Spoke with halls today. Seems to be some love or hate with the forks but jeff races with them and even thought they were good stock but revalved them as he had it done there. My front and rear is revalved and it is what it is. When I get the bike if we don't have snow already or the ground is frozen I'll check them out. I am confident it will all be fine or I'll figure some alternative out. I need the bike not to deflect is the big thing....
 
Yea. Hec alot of people complained about the 45mm zokes but come on when there set up properly they work great! And he a handful of gassers I just swapped in 0 wt fork oil and they were fine! What I do like about the 4cs fork is the no tools needed and adjustments up top. Spring changes are supposed to be pretty simple. Anyways with my 50th birthday and some super senior a class sandbagging to look forward to I'm super stoked for getting a new bike and stepping back to the brand I've worshiped since 1987!! I'll deal with the forks and get em dialed! Over 2k in acc. By golly she better work!!!
 
Sounds good for him but the "countless hours of development" part sounds expensive for us :eek:. I'm sure guys will get this figured out in time for us normal riders.
 
Yes Fletchman the spring swap was easy once we got the top cap off. You can do it on the bike in a few minutes. I purchased a special top cap nut tool that worked great on one side but broke taking off the other side. I ended up using a pipe wrench on the special tool as the nut milled into it broke off :(. Like you said they will get sorted just a matter of time.
 
I love the no tool adjustment up top that is premium!! I hope to keep them as they are, but I will find out what Ty does very soon.

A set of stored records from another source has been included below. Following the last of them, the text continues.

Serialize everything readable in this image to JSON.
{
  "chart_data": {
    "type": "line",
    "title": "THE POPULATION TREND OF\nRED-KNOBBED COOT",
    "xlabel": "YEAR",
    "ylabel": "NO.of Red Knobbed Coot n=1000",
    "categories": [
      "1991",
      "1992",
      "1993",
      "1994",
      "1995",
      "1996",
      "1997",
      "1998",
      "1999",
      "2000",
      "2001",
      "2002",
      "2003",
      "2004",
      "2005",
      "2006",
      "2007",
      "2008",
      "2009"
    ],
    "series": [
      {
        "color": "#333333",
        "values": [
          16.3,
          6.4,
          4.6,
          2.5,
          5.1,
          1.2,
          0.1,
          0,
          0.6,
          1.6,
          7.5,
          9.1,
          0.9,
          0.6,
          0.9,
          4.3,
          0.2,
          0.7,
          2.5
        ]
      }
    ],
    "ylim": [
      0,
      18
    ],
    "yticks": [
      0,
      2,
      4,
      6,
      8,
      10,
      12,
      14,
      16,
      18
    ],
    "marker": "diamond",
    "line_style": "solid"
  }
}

Also love what Nick F said. Thats some great news, but I wonder what type of set up Nick likes? Ive ridden nat and internat pros offroad race bikes some are butter plush (what I like) and some are like MX/SX(no way) even for enduro racing.
 
As stated here already, please don't assume that your bike sucks because it has 4CS forks. I do my own suspension and I've already had a few of these on my workbench... It's unbelievable how they shimmed some of these forks. There are models with a clamped midvalve (zero float) with a super firm stack, and other models that follow more traditional valving strategy (and their performance ranges from "on the map" to "pretty good" right out of the crate).

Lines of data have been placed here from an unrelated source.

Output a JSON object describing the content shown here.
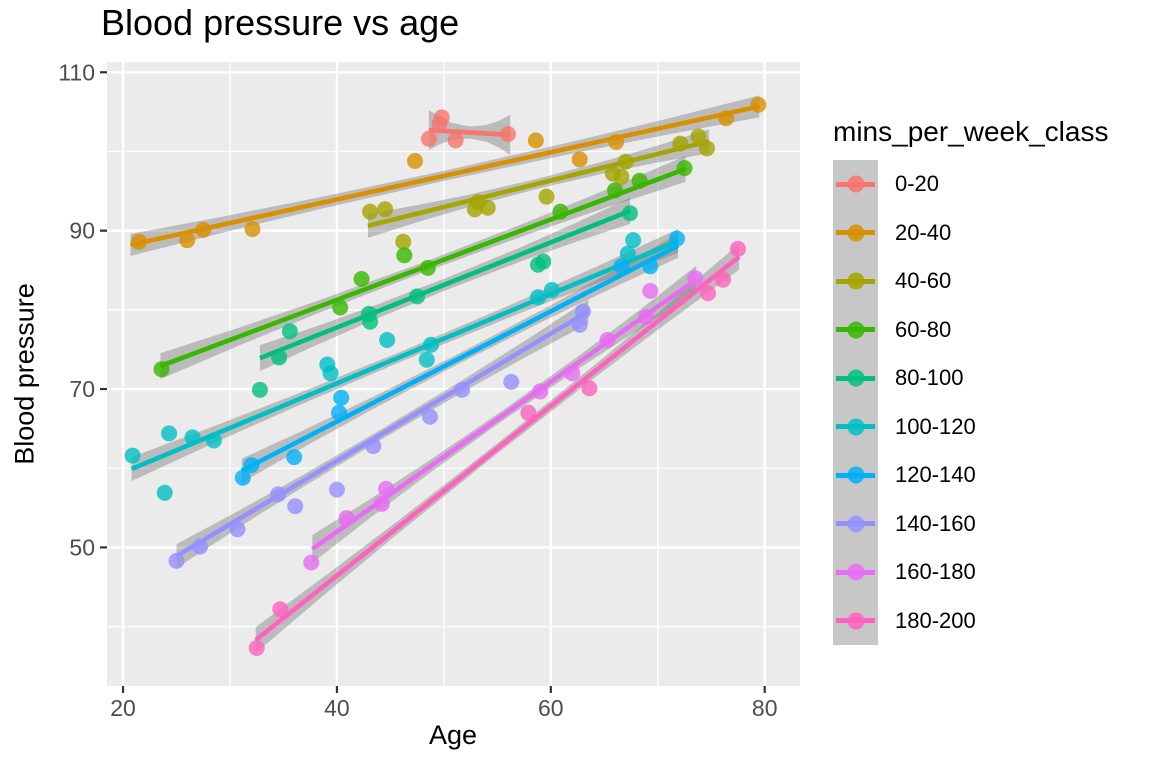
{
  "title": "Blood pressure vs age",
  "x_axis": {
    "label": "Age",
    "tick_labels": [
      "20",
      "40",
      "60",
      "80"
    ],
    "tick_values": [
      20,
      40,
      60,
      80
    ],
    "minor_values": [
      30,
      50,
      70
    ],
    "domain": [
      18.5,
      83.3
    ]
  },
  "y_axis": {
    "label": "Blood pressure",
    "tick_labels": [
      "110",
      "90",
      "70",
      "50"
    ],
    "tick_values": [
      110,
      90,
      70,
      50
    ],
    "minor_values": [
      100,
      80,
      60,
      40
    ],
    "domain": [
      32.5,
      111.3
    ]
  },
  "legend": {
    "title": "mins_per_week_class",
    "items": [
      {
        "label": "0-20",
        "color": "#F8766D"
      },
      {
        "label": "20-40",
        "color": "#D89000"
      },
      {
        "label": "40-60",
        "color": "#A3A500"
      },
      {
        "label": "60-80",
        "color": "#39B600"
      },
      {
        "label": "80-100",
        "color": "#00BF7D"
      },
      {
        "label": "100-120",
        "color": "#00BFC4"
      },
      {
        "label": "120-140",
        "color": "#00B0F6"
      },
      {
        "label": "140-160",
        "color": "#9590FF"
      },
      {
        "label": "160-180",
        "color": "#E76BF3"
      },
      {
        "label": "180-200",
        "color": "#FF62BC"
      }
    ]
  },
  "colors": {
    "panel_bg": "#EBEBEB",
    "gridline": "#FFFFFF",
    "tick_mark": "#333333",
    "tick_label": "#4D4D4D",
    "ci_band": "rgba(110,110,110,0.38)",
    "legend_key_bg": "#C7C7C7"
  },
  "chart_data": {
    "type": "scatter",
    "smoother": "linear-with-ci",
    "title": "Blood pressure vs age",
    "xlabel": "Age",
    "ylabel": "Blood pressure",
    "xlim": [
      18.5,
      83.3
    ],
    "ylim": [
      32.5,
      111.3
    ],
    "grid": true,
    "legend_position": "right",
    "series": [
      {
        "name": "0-20",
        "color": "#F8766D",
        "points": [
          [
            48.6,
            101.6
          ],
          [
            49.6,
            103.5
          ],
          [
            49.8,
            104.3
          ],
          [
            51.1,
            101.4
          ],
          [
            56.0,
            102.2
          ]
        ],
        "trend": [
          [
            48.6,
            102.7
          ],
          [
            56.2,
            102.1
          ]
        ],
        "band_end": 20,
        "band_mid": 6
      },
      {
        "name": "20-40",
        "color": "#D89000",
        "points": [
          [
            21.5,
            88.6
          ],
          [
            26.0,
            88.8
          ],
          [
            27.5,
            90.1
          ],
          [
            32.1,
            90.2
          ],
          [
            47.3,
            98.8
          ],
          [
            58.6,
            101.4
          ],
          [
            62.7,
            99.0
          ],
          [
            66.1,
            101.2
          ],
          [
            76.4,
            104.2
          ],
          [
            79.4,
            105.9
          ]
        ],
        "trend": [
          [
            20.7,
            88.2
          ],
          [
            79.5,
            105.7
          ]
        ],
        "band_end": 11,
        "band_mid": 5
      },
      {
        "name": "40-60",
        "color": "#A3A500",
        "points": [
          [
            43.1,
            92.4
          ],
          [
            44.5,
            92.7
          ],
          [
            46.2,
            88.6
          ],
          [
            52.9,
            92.7
          ],
          [
            53.2,
            93.6
          ],
          [
            54.1,
            92.9
          ],
          [
            59.6,
            94.3
          ],
          [
            65.8,
            97.2
          ],
          [
            66.6,
            96.8
          ],
          [
            67.0,
            98.7
          ],
          [
            72.1,
            101.0
          ],
          [
            73.8,
            101.9
          ],
          [
            74.6,
            100.4
          ]
        ],
        "trend": [
          [
            42.9,
            90.6
          ],
          [
            74.8,
            101.3
          ]
        ],
        "band_end": 12,
        "band_mid": 5
      },
      {
        "name": "60-80",
        "color": "#39B600",
        "points": [
          [
            23.6,
            72.5
          ],
          [
            40.3,
            80.3
          ],
          [
            42.3,
            83.9
          ],
          [
            46.3,
            86.9
          ],
          [
            48.5,
            85.3
          ],
          [
            60.9,
            92.4
          ],
          [
            66.0,
            95.1
          ],
          [
            68.3,
            96.3
          ],
          [
            72.5,
            97.9
          ]
        ],
        "trend": [
          [
            23.5,
            72.9
          ],
          [
            72.6,
            97.8
          ]
        ],
        "band_end": 13,
        "band_mid": 5
      },
      {
        "name": "80-100",
        "color": "#00BF7D",
        "points": [
          [
            32.8,
            69.9
          ],
          [
            34.6,
            74.0
          ],
          [
            35.6,
            77.3
          ],
          [
            43.0,
            79.5
          ],
          [
            43.1,
            78.5
          ],
          [
            47.5,
            81.7
          ],
          [
            58.8,
            85.7
          ],
          [
            59.3,
            86.1
          ],
          [
            67.4,
            92.2
          ]
        ],
        "trend": [
          [
            32.8,
            73.9
          ],
          [
            67.4,
            92.5
          ]
        ],
        "band_end": 13,
        "band_mid": 6
      },
      {
        "name": "100-120",
        "color": "#00BFC4",
        "points": [
          [
            20.9,
            61.6
          ],
          [
            23.9,
            56.9
          ],
          [
            24.3,
            64.4
          ],
          [
            26.5,
            63.9
          ],
          [
            28.5,
            63.5
          ],
          [
            39.1,
            73.1
          ],
          [
            39.4,
            72.0
          ],
          [
            44.7,
            76.2
          ],
          [
            48.4,
            73.7
          ],
          [
            48.8,
            75.6
          ],
          [
            58.8,
            81.6
          ],
          [
            60.1,
            82.5
          ],
          [
            67.2,
            87.1
          ],
          [
            67.7,
            88.8
          ]
        ],
        "trend": [
          [
            20.8,
            59.9
          ],
          [
            71.9,
            88.7
          ]
        ],
        "band_end": 12,
        "band_mid": 5
      },
      {
        "name": "120-140",
        "color": "#00B0F6",
        "points": [
          [
            31.2,
            58.8
          ],
          [
            32.0,
            60.4
          ],
          [
            36.0,
            61.4
          ],
          [
            40.2,
            67.0
          ],
          [
            40.4,
            68.9
          ],
          [
            66.6,
            85.5
          ],
          [
            69.3,
            85.5
          ],
          [
            71.8,
            89.0
          ]
        ],
        "trend": [
          [
            31.1,
            59.7
          ],
          [
            71.9,
            88.1
          ]
        ],
        "band_end": 12,
        "band_mid": 5
      },
      {
        "name": "140-160",
        "color": "#9590FF",
        "points": [
          [
            25.0,
            48.3
          ],
          [
            27.2,
            50.1
          ],
          [
            30.7,
            52.3
          ],
          [
            34.5,
            56.7
          ],
          [
            36.1,
            55.2
          ],
          [
            40.0,
            57.3
          ],
          [
            43.4,
            62.8
          ],
          [
            48.7,
            66.5
          ],
          [
            51.7,
            69.9
          ],
          [
            56.3,
            70.9
          ],
          [
            62.7,
            78.1
          ],
          [
            63.0,
            79.8
          ]
        ],
        "trend": [
          [
            25.0,
            48.9
          ],
          [
            63.5,
            79.8
          ]
        ],
        "band_end": 12,
        "band_mid": 5
      },
      {
        "name": "160-180",
        "color": "#E76BF3",
        "points": [
          [
            37.6,
            48.1
          ],
          [
            40.9,
            53.7
          ],
          [
            44.2,
            55.5
          ],
          [
            44.6,
            57.4
          ],
          [
            59.0,
            69.7
          ],
          [
            62.0,
            72.0
          ],
          [
            65.3,
            76.2
          ],
          [
            68.9,
            79.1
          ],
          [
            69.3,
            82.4
          ],
          [
            73.5,
            84.0
          ]
        ],
        "trend": [
          [
            37.7,
            49.8
          ],
          [
            73.6,
            83.8
          ]
        ],
        "band_end": 14,
        "band_mid": 5
      },
      {
        "name": "180-200",
        "color": "#FF62BC",
        "points": [
          [
            32.5,
            37.3
          ],
          [
            34.7,
            42.2
          ],
          [
            57.9,
            67.0
          ],
          [
            63.6,
            70.1
          ],
          [
            74.7,
            82.1
          ],
          [
            76.1,
            83.8
          ],
          [
            77.5,
            87.7
          ]
        ],
        "trend": [
          [
            32.4,
            38.3
          ],
          [
            77.6,
            86.7
          ]
        ],
        "band_end": 13,
        "band_mid": 5
      }
    ]
  }
}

I just don't want to see anybody 'decide' that their bike sucks because they 'got stuck with' 4CS forks. That is not becoming our experience in my rider group. And I don't have near the R&D capability of the somebody like Tinken.
 
As for the OC WP forks coming on the Sherco's... I have no experience. But I've got 14 and 15 KTM's with the OC forks and they're really, really nice in my opinion. Not perfect, and I'm a shimaholic, but very good. IF Sherco is doing even better... then we've got some great forks out there!
 
Well I think that's what ZipTy is doing right, turning these 4cs into OC forks?? If that's the case they should be dam good.
 
If ripping the guts out of the 4CS is the way to go then it's like giving up on tuning these 4 chamber forks isn't it? :excuseme:
 
We will actually be turning them into 5CS forks. We built two prototypes which are working well. New parts will be going into production soon.
 
My amp goes to 11.

Nigel Tufnel: The numbers all go to eleven. Look, right across the board, eleven, eleven, eleven and...
Marty DiBergi: Oh, I see. And most amps go up to ten?
Nigel Tufnel: Exactly.
Marty DiBergi: Does that mean it's louder? Is it any louder?
Nigel Tufnel: Well, it's one louder, isn't it? It's not ten. You see, most blokes, you know, will be playing at ten. You're on ten here, all the way up, all the way up, all the way up, you're on ten on your guitar. Where can you go from there? Where?
Marty DiBergi: I don't know.
Nigel Tufnel: Nowhere. Exactly. What we do is, if we need that extra push over the cliff, you know what we do?
Marty DiBergi: Put it up to eleven.
Nigel Tufnel: Eleven. Exactly. One louder.
Marty DiBergi: Why don't you just make ten louder and make ten be the top number and make that a little louder?
Nigel Tufnel: [pause] These go to eleven.